Why are Military Chaplains Necessary?

Since the Revolutionary War, chaplains have played a major role in peacekeeping in our Nation. They have always played a part in bringing God’s Word in times of crisis, even to giving their lives to save others.

Over the past few decades, and most recently in the last twenty years, U.S. military chaplains have increasingly played a key role in promoting peaceful resolutions in conflict environments. While their primary mission across the service branches is pastoral care — leading religious services, providing counsel, and offering spiritual guidance, for example — military chaplains have also, at times, served as liaisons and bridge-builders with local religious leaders.

In 1943, four chaplains gave their life jackets to four other Soldiers so that they might survive the German torpedo attack upon their vessel. As the story goes, everyone on board the ship heard them singing, “How Great Thou Art” as the ship was sinking into the sea. Military chaplains provide or perform religious services on behalf of their denominational endorsement to those serving in the military.

Religion matters in every area of operation to varying degrees, and military planners have increasingly recognized over the past two decades how religion contributes to peace and conflict dynamics. Recognized as religious leaders, chaplains, by definition, “get religion.” They are uniquely suited to provide religious advisement in ways diplomats cannot, through peer-to-peer meetings with religious leaders and actors when deployed. Their insights can help their commanders understand how to navigate religious dynamics in an area of operation.

Chaplains, the military’s religious actors, can play an expanded role in understanding those dynamics. In contexts as diverse as Bosnia, Iraq, and Afghanistan, military chaplains have proven they can build trust and establish relationships in areas of conflict, creating entry points into communities that were previously not accessible.

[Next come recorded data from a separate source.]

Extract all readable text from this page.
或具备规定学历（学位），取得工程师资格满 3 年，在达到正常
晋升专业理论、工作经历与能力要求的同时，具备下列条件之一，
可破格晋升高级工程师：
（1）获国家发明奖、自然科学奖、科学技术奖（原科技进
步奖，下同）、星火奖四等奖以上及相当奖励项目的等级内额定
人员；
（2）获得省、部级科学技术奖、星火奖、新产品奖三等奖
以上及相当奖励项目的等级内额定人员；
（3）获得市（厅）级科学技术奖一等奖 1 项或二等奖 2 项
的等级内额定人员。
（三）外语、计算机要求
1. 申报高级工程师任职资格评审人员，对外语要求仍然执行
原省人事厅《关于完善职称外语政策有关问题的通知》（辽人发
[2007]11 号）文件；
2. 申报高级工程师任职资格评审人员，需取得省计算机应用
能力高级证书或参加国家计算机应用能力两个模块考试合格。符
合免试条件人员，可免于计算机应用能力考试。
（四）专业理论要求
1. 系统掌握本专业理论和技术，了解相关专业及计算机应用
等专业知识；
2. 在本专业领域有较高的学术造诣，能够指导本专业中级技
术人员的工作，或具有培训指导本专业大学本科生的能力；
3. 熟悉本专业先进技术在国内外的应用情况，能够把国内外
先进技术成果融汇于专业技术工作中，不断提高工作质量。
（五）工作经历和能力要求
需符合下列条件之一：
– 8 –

Serving as de facto religious diplomats, there are many examples where chaplains helped their units gain access to local religious leaders by establishing a rapport and even friendship through the common ground of their religious and spiritual identities. In Afghanistan, one chaplain offered to train an Afghan Imam to be a military chaplain — creating a bond of trust between them that would open doors. In Iraq, another chaplain helped bring together Sunni and Shite Muslim leaders to promote violence reduction strategies. Joint trainings between chaplains from many divisions — including through the National Guard State Partnership Program — as well as meetings with chaplains from partner countries, such as an exchange with representatives from several African countries and U.S. states, exhibit the numerous other ways that chaplains have expanded their capacity to engage and advise while at the same time creating an opportunity to build relationships between cultures.

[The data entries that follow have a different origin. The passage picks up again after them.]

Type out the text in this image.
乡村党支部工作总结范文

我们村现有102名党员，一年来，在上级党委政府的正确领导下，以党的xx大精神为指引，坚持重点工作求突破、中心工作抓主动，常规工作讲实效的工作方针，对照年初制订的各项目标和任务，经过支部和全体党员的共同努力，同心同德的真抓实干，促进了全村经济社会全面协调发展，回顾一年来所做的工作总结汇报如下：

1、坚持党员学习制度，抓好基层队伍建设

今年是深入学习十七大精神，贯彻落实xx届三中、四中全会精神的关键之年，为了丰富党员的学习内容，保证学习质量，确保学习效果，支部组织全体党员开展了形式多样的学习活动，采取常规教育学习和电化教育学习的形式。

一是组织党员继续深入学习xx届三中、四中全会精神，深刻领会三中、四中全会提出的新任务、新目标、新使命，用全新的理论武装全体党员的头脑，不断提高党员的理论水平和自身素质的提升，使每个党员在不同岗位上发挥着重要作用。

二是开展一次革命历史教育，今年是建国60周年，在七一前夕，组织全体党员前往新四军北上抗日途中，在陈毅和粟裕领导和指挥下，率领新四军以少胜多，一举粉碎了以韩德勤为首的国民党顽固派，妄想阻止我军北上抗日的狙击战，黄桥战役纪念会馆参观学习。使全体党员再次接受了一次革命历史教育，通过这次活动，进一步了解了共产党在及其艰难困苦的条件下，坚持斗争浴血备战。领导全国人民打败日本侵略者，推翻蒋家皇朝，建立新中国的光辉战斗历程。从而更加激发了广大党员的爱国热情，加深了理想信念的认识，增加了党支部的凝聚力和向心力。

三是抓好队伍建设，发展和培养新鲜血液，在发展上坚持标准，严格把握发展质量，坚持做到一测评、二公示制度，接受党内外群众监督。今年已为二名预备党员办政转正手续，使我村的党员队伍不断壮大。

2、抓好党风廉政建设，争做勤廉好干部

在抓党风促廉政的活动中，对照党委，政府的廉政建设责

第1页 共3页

Military chaplains are highly skilled educationally in many areas of academia, such as clinical and practical theology, biblical studies, ethics, preaching/teaching, pastoral care and strategic leadership, and psychology. They are a unique resource that can help commanders understand the religious terrain. Chaplains are used to change and working in chaotic situations. They are command chaplains, chaplain supervisors, therapists, clinical supervisors, hospital chaplains, and ethics professors, yet without denominational endorser support and specialized training in religious engagement and a commitment to proper resourcing such as through the chaplains’ schoolhouse, their immense potential will go untapped — and lessons learned will be lost.

Once these men complete their assigned duties and return to their parishes, they now become subject matter experts to help their denomination grow in specialized and general areas of ministerial support such as parish planting, leadership and administrative support, teachers, professors, counselors, missionaries, and mentors for other clergy seeking vocational guidance.